Das Treiben des Rehbocks

"Beim Rehbock spricht man davon, dass er das Schmalreh oder die Geiß treibt", erläutert Fischer. Der Unterschied zwischen einem Schmalreh und der Geiß ist, dass ein Schmalreh noch keine Jungen gehabt hat. Allerdings neigt sich die Hauptzeit der Brunft beim Reh dem Ende zu. "Was danach noch ansteht, ist die Nachbrunft", sagt Schreder.
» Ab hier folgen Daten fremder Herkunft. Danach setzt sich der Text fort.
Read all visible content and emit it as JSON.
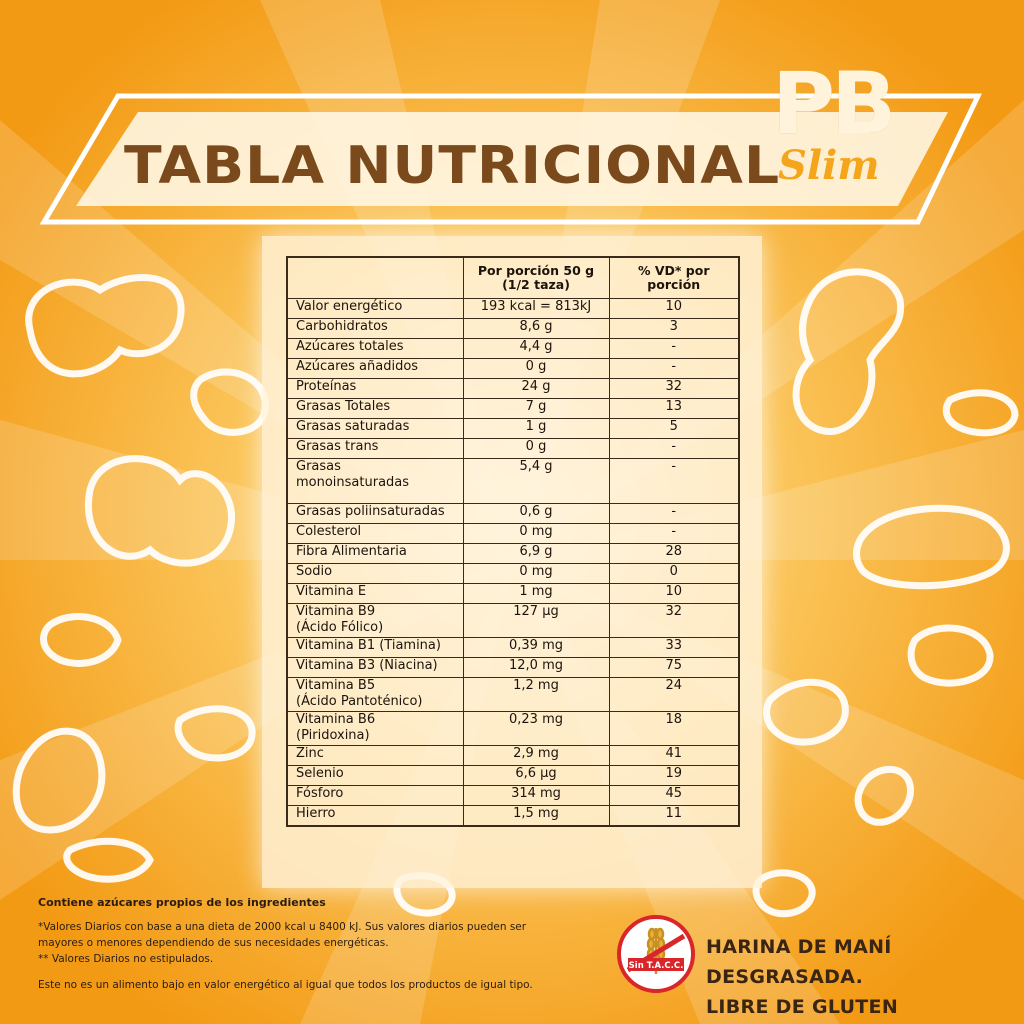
{
  "title": "TABLA NUTRICIONAL",
  "brand": {
    "top": "PB",
    "bottom": "Slim"
  },
  "table": {
    "headers": [
      "",
      "Por porción 50 g\n(1/2 taza)",
      "% VD* por\nporción"
    ],
    "rows": [
      [
        "Valor  energético",
        "193  kcal = 813kJ",
        "10"
      ],
      [
        "Carbohidratos",
        "8,6 g",
        "3"
      ],
      [
        "Azúcares totales",
        "4,4 g",
        "-"
      ],
      [
        "Azúcares añadidos",
        "0 g",
        "-"
      ],
      [
        "Proteínas",
        "24 g",
        "32"
      ],
      [
        "Grasas Totales",
        "7  g",
        "13"
      ],
      [
        "Grasas saturadas",
        "1 g",
        "5"
      ],
      [
        "Grasas trans",
        "0 g",
        "-"
      ],
      [
        "Grasas\nmonoinsaturadas",
        "5,4 g",
        "-"
      ],
      [
        "Grasas   poliinsaturadas",
        "0,6 g",
        "-"
      ],
      [
        "Colesterol",
        "0 mg",
        "-"
      ],
      [
        "Fibra Alimentaria",
        "6,9 g",
        "28"
      ],
      [
        "Sodio",
        "0 mg",
        "0"
      ],
      [
        "Vitamina E",
        "1 mg",
        "10"
      ],
      [
        "Vitamina B9\n(Ácido Fólico)",
        "127 µg",
        "32"
      ],
      [
        "Vitamina B1 (Tiamina)",
        "0,39 mg",
        "33"
      ],
      [
        "Vitamina B3 (Niacina)",
        "12,0 mg",
        "75"
      ],
      [
        "Vitamina B5\n(Ácido Pantoténico)",
        "1,2 mg",
        "24"
      ],
      [
        "Vitamina B6\n(Piridoxina)",
        "0,23 mg",
        "18"
      ],
      [
        "Zinc",
        "2,9 mg",
        "41"
      ],
      [
        "Selenio",
        "6,6 µg",
        "19"
      ],
      [
        "Fósforo",
        "314 mg",
        "45"
      ],
      [
        "Hierro",
        "1,5 mg",
        "11"
      ]
    ]
  },
  "notes": {
    "sugars": "Contiene azúcares propios de los ingredientes",
    "vd1": "*Valores Diarios con base a una dieta de 2000 kcal u 8400 kJ. Sus valores diarios pueden ser",
    "vd2": "mayores o menores dependiendo de sus necesidades energéticas.",
    "vd3": "** Valores Diarios no estipulados.",
    "energy": "Este no es un alimento bajo en valor energético al igual que todos los productos de igual tipo."
  },
  "seal": {
    "text": "Sin T.A.C.C."
  },
  "claim": {
    "line1": "HARINA DE MANÍ DESGRASADA.",
    "line2": "LIBRE DE GLUTEN"
  },
  "colors": {
    "background": "#f7a91c",
    "title": "#7a4a1c",
    "seal_red": "#d8262a"
  }
}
Weibliche Tiere, die zur Hauptbrunft noch nicht reif waren, werden brunftig, und lösen bei den männlichen Böcken das typische Verhalten aus.
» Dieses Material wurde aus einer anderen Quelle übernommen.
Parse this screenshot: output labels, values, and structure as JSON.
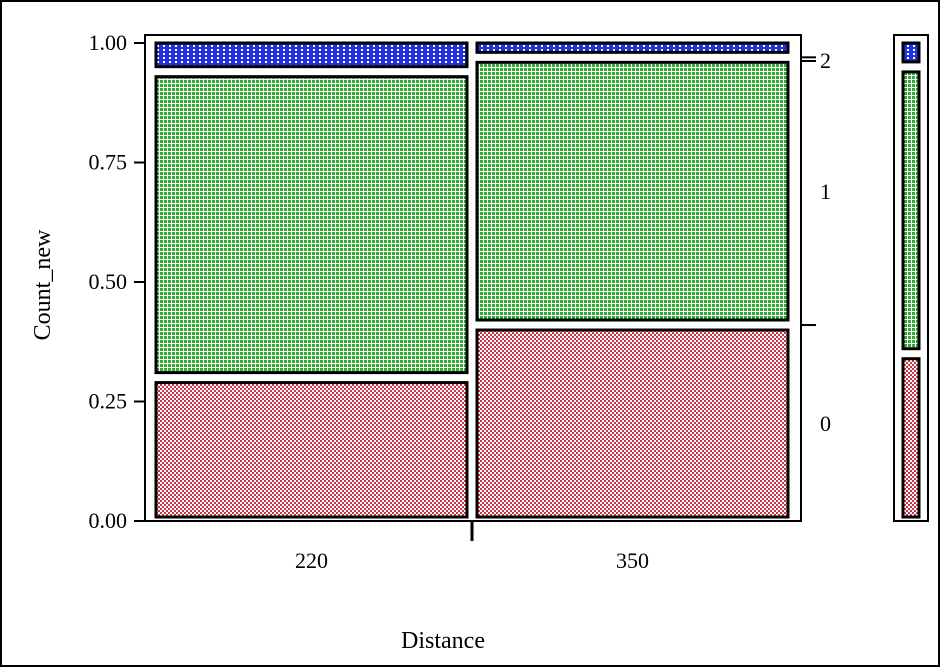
{
  "chart_data": {
    "type": "mosaic",
    "title": "",
    "xlabel": "Distance",
    "ylabel": "Count_new",
    "ylim": [
      0,
      1
    ],
    "y_ticks": [
      "0.00",
      "0.25",
      "0.50",
      "0.75",
      "1.00"
    ],
    "categories": [
      "220",
      "350"
    ],
    "column_widths": [
      0.5,
      0.5
    ],
    "levels": [
      "0",
      "1",
      "2"
    ],
    "series": [
      {
        "name": "0",
        "values": [
          0.3,
          0.41
        ]
      },
      {
        "name": "1",
        "values": [
          0.64,
          0.56
        ]
      },
      {
        "name": "2",
        "values": [
          0.06,
          0.03
        ]
      }
    ],
    "overall": [
      0.35,
      0.6,
      0.05
    ],
    "colors": {
      "0": "#cc3344",
      "1": "#33aa33",
      "2": "#2233dd",
      "frame": "#000000",
      "background": "#ffffff"
    },
    "grid": false,
    "legend": "right"
  }
}
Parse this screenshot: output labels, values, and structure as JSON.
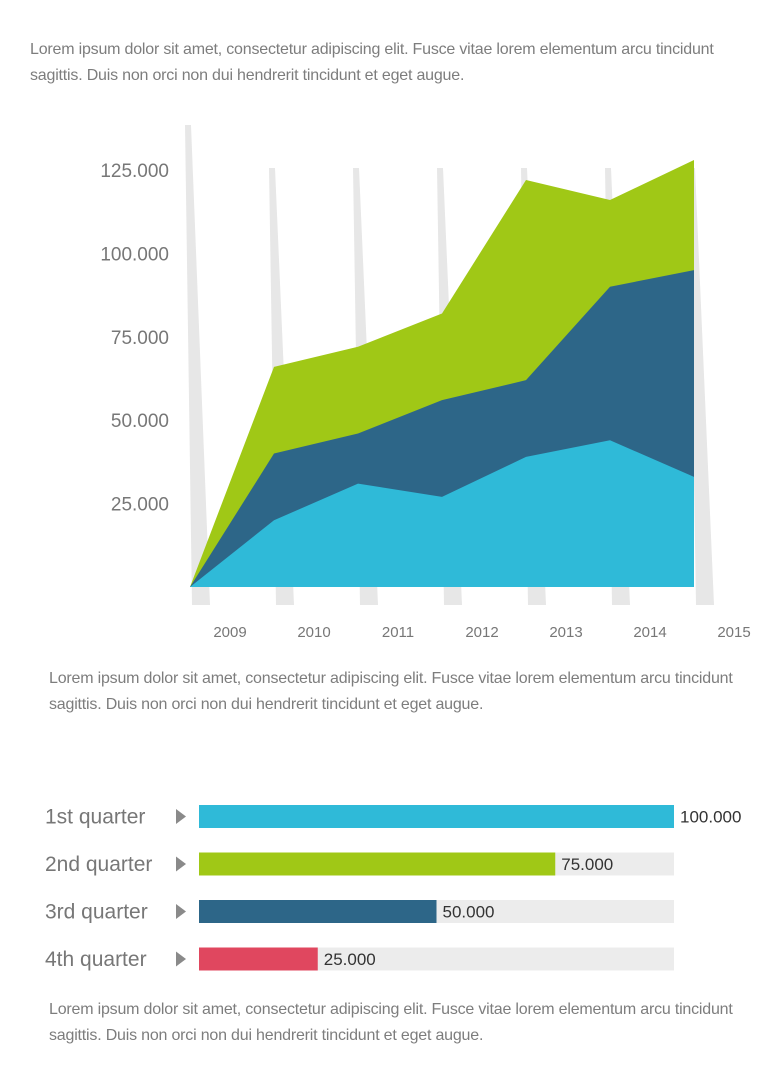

Das Treiben ist auch Ursprung einer alten Volkssage. "Dabei geht es um die sogenannten Hexenringe", sagt Fischer. Das sind Ringe, bei denen das Gras plattgetrampelt ist. Der Volksglaube sah einst Hexen als Ursache dafür. Tatsächlich entstehen die Ringe, wenn das Treiben allmählich zu Ende kommt. Das weibliche Tier läuft dann in Kreisen, während ihm der Rehbock folgt. Das Ergebnis ist ein kreisförmiger Trampelpfad mit mehreren Metern Durchmesser.

Aufmerksam unterwegs sein

"Es ist wichtig vorsichtig zu fahren - insbesondere an den Stellen, wo Warn-Schilder stehen", sagt Fischer. "Die sind nicht ohne Grund aufgestellt worden", fügt Stefan Haschke, Dienststellenleiter der Polizei in Bad Kissingen, an. Schon langsameres Fahren helfe dabei, einen Wildunfall zu vermeiden. Bei einer Geschwindigkeit von 100 Kilometer pro Stunde liegt der Anhalteweg bei einer Gefahrenbremsung bei etwa 80 Metern. Ist ein Verkehrsteilnehmer dagegen langsamer unterwegs, beispielsweise mit 80 Kilometer pro Stunde, sind es fast 30 Meter weniger.

Info:

Wildunfälle

Bei Wildunfällen folgt der Dienstbereich der Polizeiinspektion Bad Kissingen dem Landkreistrend. Die Wildunfälle machen etwa ein Drittel aller Unfälle aus dem Jahr 2018 aus - und das obwohl sie im Vergleich mit 2017 um 7,5 Prozent zurückgegangen sind. Im Dienstbereich der Polizeiinspektion Bad Kissingen waren es im vergangenen Jahr 577 Unfälle, bei denen Wild als Ursache zu sehen ist. Die Gesamtanzahl der Unfälle lag bei etwa 1800. Auf Landkreisebene waren von 3093 Unfällen 1066 Wildunfälle. Nach Auskunft von Stefan Haschke, dem Dienststellenleiter der Polizei Bad Kissingen, nehmen die Wildunfälle trotz des Rückgangs seit geraumer Zeit zu. Vor noch nicht mal zehn Jahren lagen die Wildunfälle im Dienstbereich der Kissinger Polizei unter 400.